A diretora belga Agnès Varda (1928-2019) foi uma das mais importantes do cinema na França, onde sempre trabalhou. Nos últimos anos, ganhou merecida notoriedade entre o público mais antenado por seus filmes sempre inventivos e modernos. Deixou-nos em março deste ano, após mais um trabalho autobiográfico fascinante, a série para a TV Varda por Agnès.

O primeiro de seus filmes, contudo, permanece um tanto desprezado, mesmo por alguns cinéfilos que a tem em altíssima conta. É injusto, obviamente,, pois trata-se de uma obra-prima essencial dos anos 1950. La Pointe Courte (1955) é um dos filmes mais importantes para a eclosão da Nouvelle Vague francesa, e está disponível para streaming no Telecine em uma versão restaurada.

Na trama, um casal em crise se reencontra numa vila de pescadores. Ele, Philippe Noiret, está cansado da vida fútil e agitada de Paris. Quer ficar na vila onde nasceu, La Pointe Courte. Ela, por outro lado, entende a sua cidade de nascimento, a capital francesa, como o melhor lugar para se desenvolver social e profissionalmente. No meio de tudo isso, detalhes da vida à margem do urbanismo enfurecido do pós-guerra e momentos de pura invenção visual.

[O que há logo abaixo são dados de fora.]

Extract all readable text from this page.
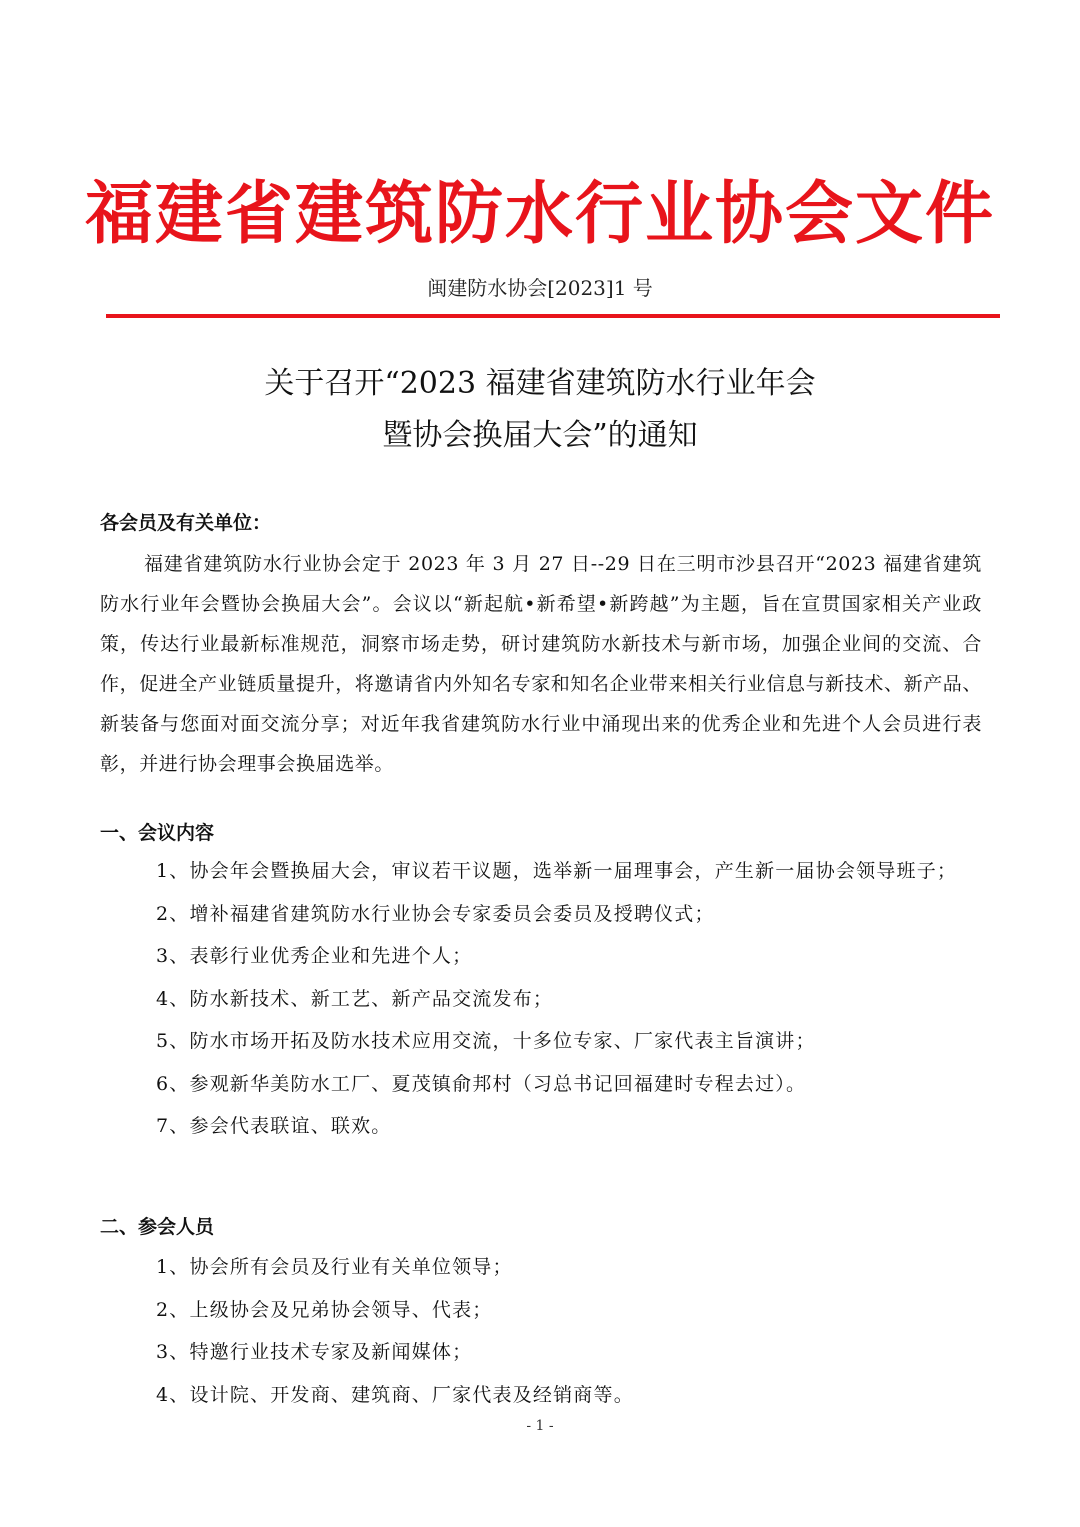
福建省建筑防水行业协会文件
闽建防水协会[2023]1 号
关于召开“2023 福建省建筑防水行业年会
暨协会换届大会”的通知
各会员及有关单位：
福建省建筑防水行业协会定于 2023 年 3 月 27 日--29 日在三明市沙县召开“2023 福建省建筑防水行业年会暨协会换届大会”。会议以“新起航•新希望•新跨越”为主题，旨在宣贯国家相关产业政策，传达行业最新标准规范，洞察市场走势，研讨建筑防水新技术与新市场，加强企业间的交流、合作，促进全产业链质量提升，将邀请省内外知名专家和知名企业带来相关行业信息与新技术、新产品、新装备与您面对面交流分享；对近年我省建筑防水行业中涌现出来的优秀企业和先进个人会员进行表彰，并进行协会理事会换届选举。
一、会议内容
1、协会年会暨换届大会，审议若干议题，选举新一届理事会，产生新一届协会领导班子；
2、增补福建省建筑防水行业协会专家委员会委员及授聘仪式；
3、表彰行业优秀企业和先进个人；
4、防水新技术、新工艺、新产品交流发布；
5、防水市场开拓及防水技术应用交流，十多位专家、厂家代表主旨演讲；
6、参观新华美防水工厂、夏茂镇俞邦村（习总书记回福建时专程去过）。
7、参会代表联谊、联欢。
二、参会人员
1、协会所有会员及行业有关单位领导；
2、上级协会及兄弟协会领导、代表；
3、特邀行业技术专家及新闻媒体；
4、设计院、开发商、建筑商、厂家代表及经销商等。
- 1 -
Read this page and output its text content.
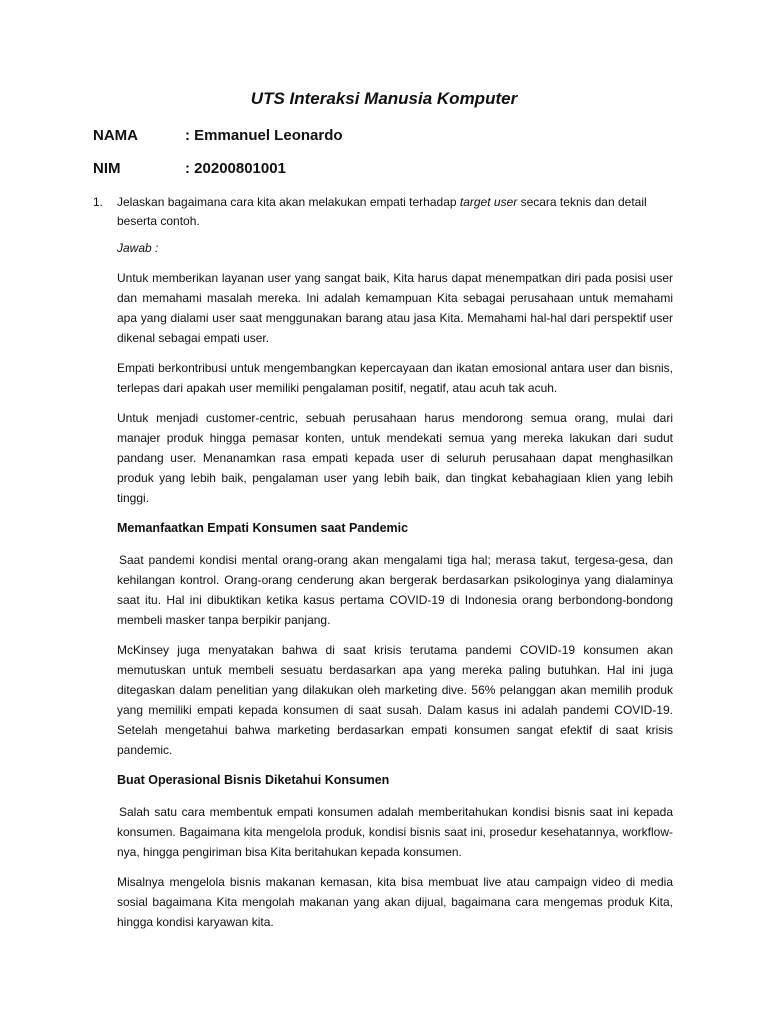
UTS Interaksi Manusia Komputer
NAMA	: Emmanuel Leonardo
NIM	: 20200801001
1. Jelaskan bagaimana cara kita akan melakukan empati terhadap target user secara teknis dan detail beserta contoh.

Jawab :

Untuk memberikan layanan user yang sangat baik, Kita harus dapat menempatkan diri pada posisi user dan memahami masalah mereka. Ini adalah kemampuan Kita sebagai perusahaan untuk memahami apa yang dialami user saat menggunakan barang atau jasa Kita. Memahami hal-hal dari perspektif user dikenal sebagai empati user.

Empati berkontribusi untuk mengembangkan kepercayaan dan ikatan emosional antara user dan bisnis, terlepas dari apakah user memiliki pengalaman positif, negatif, atau acuh tak acuh.

Untuk menjadi customer-centric, sebuah perusahaan harus mendorong semua orang, mulai dari manajer produk hingga pemasar konten, untuk mendekati semua yang mereka lakukan dari sudut pandang user. Menanamkan rasa empati kepada user di seluruh perusahaan dapat menghasilkan produk yang lebih baik, pengalaman user yang lebih baik, dan tingkat kebahagiaan klien yang lebih tinggi.

Memanfaatkan Empati Konsumen saat Pandemic

Saat pandemi kondisi mental orang-orang akan mengalami tiga hal; merasa takut, tergesa-gesa, dan kehilangan kontrol. Orang-orang cenderung akan bergerak berdasarkan psikologinya yang dialaminya saat itu. Hal ini dibuktikan ketika kasus pertama COVID-19 di Indonesia orang berbondong-bondong membeli masker tanpa berpikir panjang.

McKinsey juga menyatakan bahwa di saat krisis terutama pandemi COVID-19 konsumen akan memutuskan untuk membeli sesuatu berdasarkan apa yang mereka paling butuhkan. Hal ini juga ditegaskan dalam penelitian yang dilakukan oleh marketing dive. 56% pelanggan akan memilih produk yang memiliki empati kepada konsumen di saat susah. Dalam kasus ini adalah pandemi COVID-19. Setelah mengetahui bahwa marketing berdasarkan empati konsumen sangat efektif di saat krisis pandemic.

Buat Operasional Bisnis Diketahui Konsumen

Salah satu cara membentuk empati konsumen adalah memberitahukan kondisi bisnis saat ini kepada konsumen. Bagaimana kita mengelola produk, kondisi bisnis saat ini, prosedur kesehatannya, workflow-nya, hingga pengiriman bisa Kita beritahukan kepada konsumen.

Misalnya mengelola bisnis makanan kemasan, kita bisa membuat live atau campaign video di media sosial bagaimana Kita mengolah makanan yang akan dijual, bagaimana cara mengemas produk Kita, hingga kondisi karyawan kita.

Varda é fotógrafa de formação, e mostra um olhar apurado para os detalhes que nos fornecem ricas informações sobre os moradores da vila. É um lado documental muito forte que está presente sobretudo nos primeiros minutos do filme, mas se repete, com maior parcimônia, por toda a duração.

Seus movimentos de câmera, que invadem casas e percorrem as tranquilas passagens, fariam escola nos anos seguintes, influenciando diretores como Alain Resnais (montador deste filme) e Chris Marker. E os enquadramentos revelam um olhar simétrico e preciso, capaz de composições visuais riquíssimas.

É também uma diretora muito sensível para o drama humano, os relacionamentos em crise, os menores anseios e titubeios dos personagens. Isso cria um drama bipartido de rara força, onde o sentimental é contraposto pelo documental e vice-versa.

Não se espante com o preto e branco e com a data da produção. Esse cinema você não vê a todo momento, nem encontra a cada ano. É o tipo de filme que justifica o pensamento de que o melhor do cinema foi produzido, grosso modo, até os anos 1960.

Varda realiza, já em seu primeiro longa-metragem, uma verdadeira aula de cinema. Vale a pena descobrir esta pérola de juventude dessa grande cineasta.